- Cows graze on any number of cattle farms across the country but mainly in the Midwest. Corn fed, grass fed and others types of cow farms exist in states like Montana, Colorado, Utah and many others. Each farm raises certain types of cows, that become certain types of beef from steak to hamburg meat, to brisket and filet mignon. Each one requires types of feed. Hamburger cows are typically corn-fed, but as we all know, hamburgers can be made from the most sacred of beef meat like Black Angus.
- Each cow on a farm is used for many different purposes. Although the grade of the meat depends on the feed and other factors, the type of meat (chuck steak, t-bone, brisket) depends on the body section the meat came from. So, when a cow is butchered, certain sections of the cow end up in different packages of meat and are used for different things. The part of a cow that is typically used for hamburger is called chuck steak, which is cut from back of the neck of the cow.
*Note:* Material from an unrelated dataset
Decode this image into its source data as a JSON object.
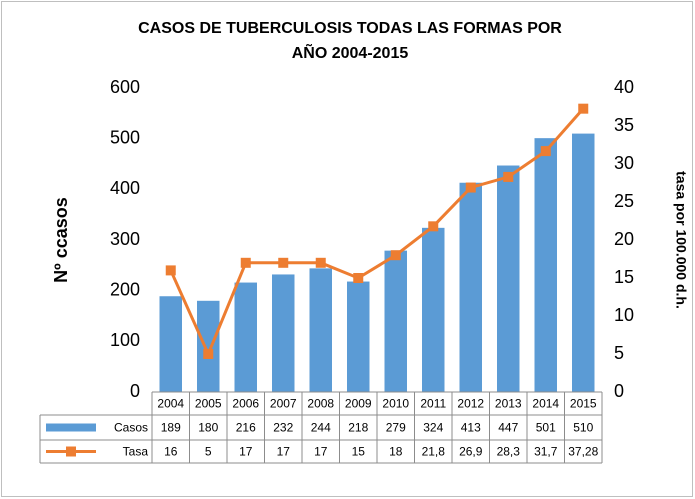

- Cows are butchered in large factories and certain cuts are packaged and sold to grocery stores. Many of these grocery stores will buy large cuts of beef and then butcher these down into smaller cuts that you or I would buy. A grocery store could purchase an entire chuck steak section of a cow and then cut some into steaks and some into hamburger. In some cases, the factory will grind entire chuck sections for hamburger meat and send it to a processing facility, which then turns the hamburger into patties. It sells these to a distributor, which sells them to grocery stores and restaurants.
- No matter what facility the hamburger comes from, it eventually ends up in the hands (or frying pan) or a restaurant or consumer. Anyone can go to the grocery store and buy a pound of hamburger, then mash the hamburger into patties and throw it on the grill to celebrate the fourth of July. Or, you can order a hamburger at McDonald's, and enjoy it just the same.